In this connection, although the events in my memoir occurred in the late sixties it concerns issues which are as timely, relevant, and universal now as they were then. Among the important questions guiding my book are: (1) Why, despite billions of dollars, reams of research, numerous conferences, and policy revisions over the course of forty years - has "the war on drugs" remained an admitted failure? (2) What constitutes effective versus ineffective treatment of drug addicts? (3) What are the implications for a cost effective and treatment effective wide spread drug addiction policy? My memoir explores these questions in depth and breadth providing concrete solutions in effectively coping with this seemingly unsolvable problem.
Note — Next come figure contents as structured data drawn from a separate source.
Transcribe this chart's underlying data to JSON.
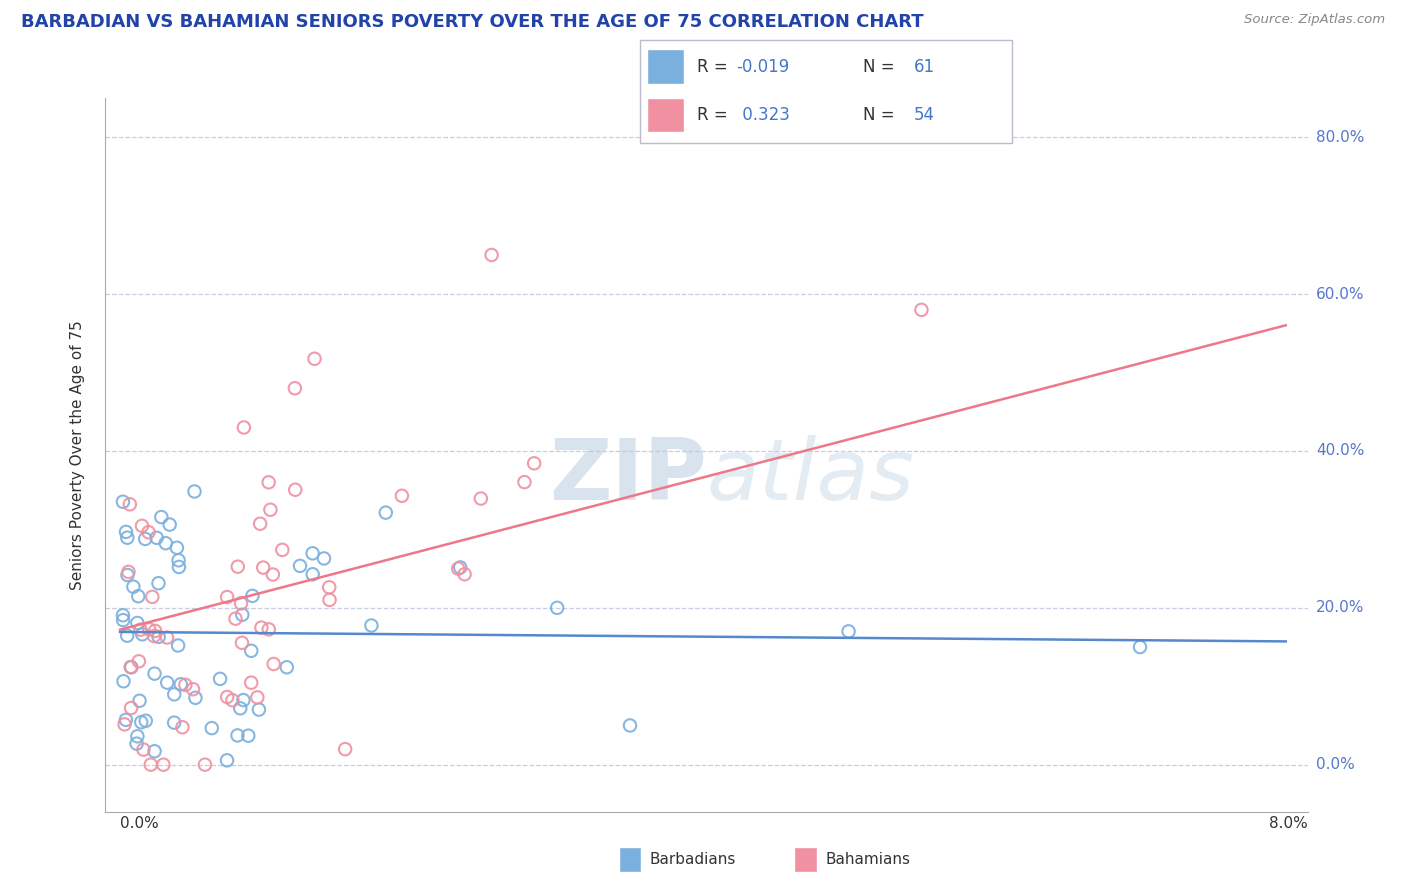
{
  "title": "BARBADIAN VS BAHAMIAN SENIORS POVERTY OVER THE AGE OF 75 CORRELATION CHART",
  "source": "Source: ZipAtlas.com",
  "ylabel": "Seniors Poverty Over the Age of 75",
  "xlim": [
    0.0,
    8.0
  ],
  "ylim": [
    0.0,
    80.0
  ],
  "yticks": [
    0,
    20,
    40,
    60,
    80
  ],
  "barbadian_color": "#7ab0dd",
  "bahamian_color": "#f090a0",
  "barbadian_line_color": "#5588cc",
  "bahamian_line_color": "#ee7788",
  "watermark_color": "#d0dce8",
  "title_color": "#2244aa",
  "source_color": "#888888",
  "axis_color": "#5577cc",
  "grid_color": "#c8cce0",
  "label_color": "#333333",
  "barbadian_R": -0.019,
  "barbadian_N": 61,
  "bahamian_R": 0.323,
  "bahamian_N": 54,
  "legend_R_color": "#4477cc",
  "legend_N_label_color": "#333333",
  "legend_N_val_color": "#4477cc"
}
This book then may be simultaneously read on multiple dimensions. These dimensions include: The story of Odyssey House during a crucial phase in its early development (December 1967-through April 1969); a scientific dimension diagnosing the central problem of drug addiction as the lack of a solid identity, characterized by a lack of trust both of others and of oneself; a political dimension describing and exploring key conflicts that arose between various factions at Odyssey and their effects on the treatment process; a psychological dimension recounting the personal odyssey of the author's identity quest; and a spiritual dimension exploring the crucial importance of the presence or absence of faith, trust, hope, love and persistence.
In summary, I consider myself a subject of one who freely subjected himself to the Odyssey experiment whose main effect was to stir me to my core. The critical events that led to this stirring up, the lessons I learned, and their implications for effective prevention and treatment on a grand scale, as experienced by both the drug addicts I treated, as well as for me personally and professionally, is what this book is about.